Researchers from the University of Strathclyde in Scotland have begun developing a new Light Fidelity (know as ‘Li-Fi’) technology that could turn ordinary LED lights into a sophisticated wireless communications network like WiFi. The technology works much like infrared remote controls, only much more powerful.
This is not a new idea, with German scientists creating an 800Mbps capable wireless network by using nothing more than normal red, blue, green and white LED light bulbs back in 2011. But the University of Strathclyde is leading a groupof UK universities, funded by the Engineering and Physical Sciences Research Council (EPSRC), to develop its own version of the technology.
How it works
LED lights flicker on and off thousands of times a second. By altering the length of the flickers you can introduce digital communications. Most of the other teams are developing Li-Fi LEDs of around 1mm2 in size, while at Strathclyde University they plan to use micron-sized LEDs. This is because the smaller micron-sized LEDs are able to flicker on and off around 1,000 times quicker than the larger LEDs, offering faster data transfers and taking up less space. The LEDs could be used as lights, say for a screen displaying information, at the same time as providing internet.

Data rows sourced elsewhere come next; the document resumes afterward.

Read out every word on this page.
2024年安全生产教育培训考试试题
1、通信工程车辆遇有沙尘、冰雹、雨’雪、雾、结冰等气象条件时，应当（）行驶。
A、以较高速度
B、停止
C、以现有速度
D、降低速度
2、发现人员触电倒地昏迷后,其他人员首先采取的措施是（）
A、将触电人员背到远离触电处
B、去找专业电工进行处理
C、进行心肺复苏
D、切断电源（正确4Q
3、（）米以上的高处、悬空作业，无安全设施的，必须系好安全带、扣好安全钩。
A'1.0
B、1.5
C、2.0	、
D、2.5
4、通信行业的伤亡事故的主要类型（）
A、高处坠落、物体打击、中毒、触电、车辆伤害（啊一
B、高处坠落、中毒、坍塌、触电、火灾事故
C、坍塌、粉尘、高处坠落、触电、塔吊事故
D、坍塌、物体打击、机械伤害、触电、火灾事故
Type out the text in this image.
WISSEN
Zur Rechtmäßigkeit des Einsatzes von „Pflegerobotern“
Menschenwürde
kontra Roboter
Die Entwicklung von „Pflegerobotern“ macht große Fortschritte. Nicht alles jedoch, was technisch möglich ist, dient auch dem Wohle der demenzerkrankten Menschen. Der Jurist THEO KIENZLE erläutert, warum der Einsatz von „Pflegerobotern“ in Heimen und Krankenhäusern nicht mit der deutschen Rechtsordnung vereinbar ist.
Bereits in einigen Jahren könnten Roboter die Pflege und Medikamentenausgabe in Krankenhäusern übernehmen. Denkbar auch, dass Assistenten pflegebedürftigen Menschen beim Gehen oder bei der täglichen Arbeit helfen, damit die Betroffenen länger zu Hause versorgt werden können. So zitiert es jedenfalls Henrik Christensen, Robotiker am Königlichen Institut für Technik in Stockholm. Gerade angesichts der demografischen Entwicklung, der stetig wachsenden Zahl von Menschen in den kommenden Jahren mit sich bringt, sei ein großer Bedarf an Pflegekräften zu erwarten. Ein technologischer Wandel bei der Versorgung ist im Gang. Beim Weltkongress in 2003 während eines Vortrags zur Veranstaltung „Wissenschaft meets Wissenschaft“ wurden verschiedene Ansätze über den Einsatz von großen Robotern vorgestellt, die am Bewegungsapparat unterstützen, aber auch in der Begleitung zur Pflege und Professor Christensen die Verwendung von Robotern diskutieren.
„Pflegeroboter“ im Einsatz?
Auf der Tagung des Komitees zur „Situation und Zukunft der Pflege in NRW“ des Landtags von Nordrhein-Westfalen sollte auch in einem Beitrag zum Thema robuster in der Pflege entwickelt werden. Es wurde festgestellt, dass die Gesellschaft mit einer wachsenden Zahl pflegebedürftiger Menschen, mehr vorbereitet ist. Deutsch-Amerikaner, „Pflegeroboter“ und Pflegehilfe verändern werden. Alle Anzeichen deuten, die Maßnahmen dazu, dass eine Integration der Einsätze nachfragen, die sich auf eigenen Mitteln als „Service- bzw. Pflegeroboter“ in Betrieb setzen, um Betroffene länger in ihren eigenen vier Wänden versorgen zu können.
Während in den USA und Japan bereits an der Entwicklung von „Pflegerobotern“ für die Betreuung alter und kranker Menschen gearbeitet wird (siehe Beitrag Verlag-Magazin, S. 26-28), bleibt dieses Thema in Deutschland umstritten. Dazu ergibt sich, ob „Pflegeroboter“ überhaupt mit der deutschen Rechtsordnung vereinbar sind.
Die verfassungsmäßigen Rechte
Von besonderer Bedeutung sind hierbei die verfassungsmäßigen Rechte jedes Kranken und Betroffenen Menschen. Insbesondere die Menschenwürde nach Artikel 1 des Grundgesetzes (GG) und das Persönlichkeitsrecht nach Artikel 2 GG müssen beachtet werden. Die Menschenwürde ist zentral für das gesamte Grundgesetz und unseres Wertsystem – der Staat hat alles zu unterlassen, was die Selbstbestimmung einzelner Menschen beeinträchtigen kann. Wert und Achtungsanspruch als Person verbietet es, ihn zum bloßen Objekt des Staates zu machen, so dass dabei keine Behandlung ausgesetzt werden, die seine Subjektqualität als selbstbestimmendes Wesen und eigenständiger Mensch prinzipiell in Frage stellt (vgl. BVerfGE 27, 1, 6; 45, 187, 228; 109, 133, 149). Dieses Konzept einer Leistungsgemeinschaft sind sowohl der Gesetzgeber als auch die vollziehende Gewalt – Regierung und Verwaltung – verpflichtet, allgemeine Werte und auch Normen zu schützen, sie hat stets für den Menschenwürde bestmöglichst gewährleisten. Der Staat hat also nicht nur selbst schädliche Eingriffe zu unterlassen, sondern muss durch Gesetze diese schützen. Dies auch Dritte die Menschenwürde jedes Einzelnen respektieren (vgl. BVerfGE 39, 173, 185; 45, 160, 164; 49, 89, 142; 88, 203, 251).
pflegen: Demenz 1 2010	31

Professor Martin Dawson of Strathclyde University explains the potential benefits: “This is technology that could start to touch every aspect of human life within a decade. Imagine a LED array beside a motorway helping to light the road, displaying the latest traffic updates and transmitting internet information wirelessly to passengers’ laptops, netbooks and smartphones. This is the kind of extraordinary, energy-saving parallelism that we believe our pioneering technology could deliver.”
There are, however, drawbacks. For example, light is easily blocked by things like walls. This could be a great breakthrough in internet communications, but don;t expect to see it implemented any time soon.
What do you think? Is Li-Fi technology something you’d like to see for the future of wireless communications?